The upside in reality has been much higher. Sales dipped in 2020 from $6 billion to $4 billion, but now they’re back up to $6 billion. They’ve continued to buy back stock. In the past twelve months, cash flow from operations minus capital expenditures is way up, they’re paying out a $15 special dividend, and of course the stock price has come way, way up because they are going to stay in business, sales are back up, margins are up, and I guess Mr. Market likes the buybacks and the way that the management is running the business.
Putting it together
This wasn’t just heads I win, tails I lose a little bit. This was more like heads I win huge because the real estate net of the debt is undervalued currently and they’re likely going to stay in business and that free cash flow has to be valued at something, and tails I don’t lose at all because the real estate net of debt that I’m buying is worth more than the purchase price. The upside was huge, and the more importantly, the downside was limited-to-almost-nothing and it was clearly defined and knowable.
What a home run investment.
Because the upside was big, and because the downside was limited or almost nothing and very knowable, this was a perfect investment.

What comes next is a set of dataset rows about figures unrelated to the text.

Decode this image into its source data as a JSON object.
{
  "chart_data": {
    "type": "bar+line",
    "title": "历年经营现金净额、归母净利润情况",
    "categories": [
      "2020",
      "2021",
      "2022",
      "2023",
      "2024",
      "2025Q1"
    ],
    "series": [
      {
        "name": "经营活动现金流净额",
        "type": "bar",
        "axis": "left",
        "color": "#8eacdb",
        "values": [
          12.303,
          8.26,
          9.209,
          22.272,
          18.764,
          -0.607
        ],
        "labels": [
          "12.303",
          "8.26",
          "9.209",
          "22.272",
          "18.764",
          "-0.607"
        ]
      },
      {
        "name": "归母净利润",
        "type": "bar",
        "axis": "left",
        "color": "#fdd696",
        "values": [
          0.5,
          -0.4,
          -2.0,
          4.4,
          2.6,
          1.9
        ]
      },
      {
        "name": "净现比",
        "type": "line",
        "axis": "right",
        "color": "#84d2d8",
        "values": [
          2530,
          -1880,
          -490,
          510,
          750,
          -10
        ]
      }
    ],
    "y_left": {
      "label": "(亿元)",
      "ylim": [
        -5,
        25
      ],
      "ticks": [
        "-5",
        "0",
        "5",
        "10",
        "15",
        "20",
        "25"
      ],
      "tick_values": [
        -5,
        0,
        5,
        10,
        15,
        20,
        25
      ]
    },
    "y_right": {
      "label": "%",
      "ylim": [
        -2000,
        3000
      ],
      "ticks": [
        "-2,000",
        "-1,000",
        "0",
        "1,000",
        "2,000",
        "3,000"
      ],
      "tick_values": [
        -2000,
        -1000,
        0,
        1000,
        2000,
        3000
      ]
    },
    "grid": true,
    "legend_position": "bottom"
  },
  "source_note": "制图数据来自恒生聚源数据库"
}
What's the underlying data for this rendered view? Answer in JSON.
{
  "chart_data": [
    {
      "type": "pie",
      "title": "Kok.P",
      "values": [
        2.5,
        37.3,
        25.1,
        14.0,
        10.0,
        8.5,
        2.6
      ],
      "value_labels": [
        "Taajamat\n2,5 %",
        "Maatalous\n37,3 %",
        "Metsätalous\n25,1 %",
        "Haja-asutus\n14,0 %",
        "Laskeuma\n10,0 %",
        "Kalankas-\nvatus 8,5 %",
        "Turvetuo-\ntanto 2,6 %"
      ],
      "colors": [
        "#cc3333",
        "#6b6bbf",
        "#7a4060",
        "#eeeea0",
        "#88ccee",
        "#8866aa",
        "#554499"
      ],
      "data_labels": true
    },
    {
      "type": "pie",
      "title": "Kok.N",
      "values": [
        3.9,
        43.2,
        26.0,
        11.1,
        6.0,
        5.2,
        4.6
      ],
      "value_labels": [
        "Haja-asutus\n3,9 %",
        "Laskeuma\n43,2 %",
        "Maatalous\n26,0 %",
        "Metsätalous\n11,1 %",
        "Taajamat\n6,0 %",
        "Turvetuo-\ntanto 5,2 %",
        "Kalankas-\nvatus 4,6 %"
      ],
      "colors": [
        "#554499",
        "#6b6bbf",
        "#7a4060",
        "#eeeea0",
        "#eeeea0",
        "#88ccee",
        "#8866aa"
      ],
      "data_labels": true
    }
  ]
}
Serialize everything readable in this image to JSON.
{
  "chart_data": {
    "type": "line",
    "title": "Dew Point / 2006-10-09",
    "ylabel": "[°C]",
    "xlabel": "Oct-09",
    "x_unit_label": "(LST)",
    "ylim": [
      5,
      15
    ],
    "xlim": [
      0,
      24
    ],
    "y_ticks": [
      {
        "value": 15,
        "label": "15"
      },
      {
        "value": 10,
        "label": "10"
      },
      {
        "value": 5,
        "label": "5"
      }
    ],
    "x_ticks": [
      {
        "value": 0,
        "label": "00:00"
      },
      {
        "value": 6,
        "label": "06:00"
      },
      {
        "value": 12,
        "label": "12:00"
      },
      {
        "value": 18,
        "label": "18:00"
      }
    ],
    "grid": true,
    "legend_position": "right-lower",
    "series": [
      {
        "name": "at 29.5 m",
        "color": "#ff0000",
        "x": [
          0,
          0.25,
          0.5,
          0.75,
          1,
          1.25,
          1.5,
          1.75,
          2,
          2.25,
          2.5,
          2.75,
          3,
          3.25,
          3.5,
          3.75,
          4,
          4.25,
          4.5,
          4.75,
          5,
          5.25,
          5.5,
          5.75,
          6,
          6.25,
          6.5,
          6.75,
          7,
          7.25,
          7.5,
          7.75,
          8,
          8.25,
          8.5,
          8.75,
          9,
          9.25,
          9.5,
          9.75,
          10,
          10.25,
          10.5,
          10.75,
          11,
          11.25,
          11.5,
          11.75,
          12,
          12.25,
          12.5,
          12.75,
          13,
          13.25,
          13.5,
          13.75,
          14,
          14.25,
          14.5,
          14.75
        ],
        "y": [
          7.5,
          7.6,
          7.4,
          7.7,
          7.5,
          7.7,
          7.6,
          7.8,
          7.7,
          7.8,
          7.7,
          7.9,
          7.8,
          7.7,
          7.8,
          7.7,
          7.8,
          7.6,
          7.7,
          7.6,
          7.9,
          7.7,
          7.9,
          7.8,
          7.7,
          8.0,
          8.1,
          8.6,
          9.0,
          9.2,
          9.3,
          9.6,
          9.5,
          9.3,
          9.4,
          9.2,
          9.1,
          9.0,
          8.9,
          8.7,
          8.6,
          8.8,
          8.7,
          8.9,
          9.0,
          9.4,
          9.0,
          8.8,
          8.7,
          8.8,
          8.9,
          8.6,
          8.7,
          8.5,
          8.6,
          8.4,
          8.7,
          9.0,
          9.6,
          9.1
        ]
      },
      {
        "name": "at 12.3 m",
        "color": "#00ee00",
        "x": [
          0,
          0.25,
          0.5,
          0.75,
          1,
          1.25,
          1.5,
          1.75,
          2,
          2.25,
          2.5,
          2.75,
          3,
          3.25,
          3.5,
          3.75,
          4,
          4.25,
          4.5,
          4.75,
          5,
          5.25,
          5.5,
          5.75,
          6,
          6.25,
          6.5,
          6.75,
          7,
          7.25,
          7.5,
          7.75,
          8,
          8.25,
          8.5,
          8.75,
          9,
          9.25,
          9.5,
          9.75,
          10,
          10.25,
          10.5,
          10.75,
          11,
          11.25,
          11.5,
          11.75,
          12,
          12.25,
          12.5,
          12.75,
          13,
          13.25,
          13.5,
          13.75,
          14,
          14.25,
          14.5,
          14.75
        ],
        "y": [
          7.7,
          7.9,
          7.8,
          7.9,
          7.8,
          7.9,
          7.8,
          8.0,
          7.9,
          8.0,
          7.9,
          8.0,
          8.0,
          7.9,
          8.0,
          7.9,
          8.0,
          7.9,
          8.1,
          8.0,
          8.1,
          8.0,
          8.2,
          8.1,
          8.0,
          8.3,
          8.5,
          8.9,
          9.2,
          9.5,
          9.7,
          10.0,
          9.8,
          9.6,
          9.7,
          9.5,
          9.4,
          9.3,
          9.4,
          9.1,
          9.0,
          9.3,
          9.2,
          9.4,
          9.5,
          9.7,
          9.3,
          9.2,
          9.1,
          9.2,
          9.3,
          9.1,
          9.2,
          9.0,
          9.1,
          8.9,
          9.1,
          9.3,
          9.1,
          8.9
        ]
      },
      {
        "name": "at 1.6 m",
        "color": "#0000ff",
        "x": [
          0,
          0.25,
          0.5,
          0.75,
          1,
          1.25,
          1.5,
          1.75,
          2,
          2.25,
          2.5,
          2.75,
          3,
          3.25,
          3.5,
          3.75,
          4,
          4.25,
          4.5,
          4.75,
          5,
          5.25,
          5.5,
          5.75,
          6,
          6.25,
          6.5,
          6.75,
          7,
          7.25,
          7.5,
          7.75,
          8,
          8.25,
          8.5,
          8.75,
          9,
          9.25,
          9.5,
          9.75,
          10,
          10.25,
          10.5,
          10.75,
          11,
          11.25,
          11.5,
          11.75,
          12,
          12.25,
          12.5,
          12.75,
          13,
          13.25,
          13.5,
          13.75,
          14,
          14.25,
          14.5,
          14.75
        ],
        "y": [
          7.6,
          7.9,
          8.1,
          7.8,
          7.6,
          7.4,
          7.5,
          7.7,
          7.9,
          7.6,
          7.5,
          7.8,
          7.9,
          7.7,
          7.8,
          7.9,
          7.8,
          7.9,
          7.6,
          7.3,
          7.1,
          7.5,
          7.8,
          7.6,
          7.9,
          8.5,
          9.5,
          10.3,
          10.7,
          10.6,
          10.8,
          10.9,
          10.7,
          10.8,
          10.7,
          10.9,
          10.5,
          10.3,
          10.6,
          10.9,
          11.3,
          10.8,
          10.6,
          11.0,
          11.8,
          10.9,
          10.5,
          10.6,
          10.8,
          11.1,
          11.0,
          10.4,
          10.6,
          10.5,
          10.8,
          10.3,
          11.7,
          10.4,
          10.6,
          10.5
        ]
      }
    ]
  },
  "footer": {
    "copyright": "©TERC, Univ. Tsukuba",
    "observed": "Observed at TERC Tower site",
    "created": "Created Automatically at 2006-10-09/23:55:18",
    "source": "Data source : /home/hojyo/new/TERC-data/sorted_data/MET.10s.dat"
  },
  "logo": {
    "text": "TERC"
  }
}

My biggest investment mistake
I remember sitting at my desk in 2020. At the time (and still as a write this), I was a Seritage shareholder. I had the thought, “I wonder what other retail companies are sitting on a hidden treasure chest of real estate?” And I did some digging, and there I was, staring at page 10 of their 2019 annual report, looking at their properties and how much square feet they owned. It was right in front of me, I understood the basic concept behind an investment like this, but I didn’t keep digging, and for whatever reason I moved on. I also missed the Weschler filing when it came out, and didn’t see it until months later. I will not make either of those mistakes again. I will always take the concept of one investment, like Seritage’s real estate, and see if any other companies have that situation going on, and I am now no longer simply a shameless cloner, but also an intense and ferocious cloner as well.

Missing this 10 bagger (at least) in Dillard’s has been my biggest investing mistake. Before Dillard’s, my biggest investment mistake was losing 20% of my portfolio when Gulfport Energy went bankrupt, but the sin of commission is a greater loss than the sin of commission in this case, and I learned a lot from both mistakes.
One final note is that these perfect investments, when the upside is big, and the downside is limited, understood, and sometimes like with Dillard’s, not really even there, are rare. When you find one of these asymmetric bets where you can gain a lot and lose only a little or nothing, you’ve got to load up. If I had bet 5% or 10% on Dillard’s it would have been a nice win, but I’m not looking for nice wins. I’m looking for huge payoffs and life changers. I think asymmetric, perfect bets, at least for me, call for 20% to 30% to possibly larger bet sizes. If your judgement is correct, then you’ll know what your downside is, and when you know the downside, then the risk is really low, despite the large bet size.
Ted Weschler made the perfect investment with his Dillard’s bet. And lucky for us, it was also the perfect learning opportunity.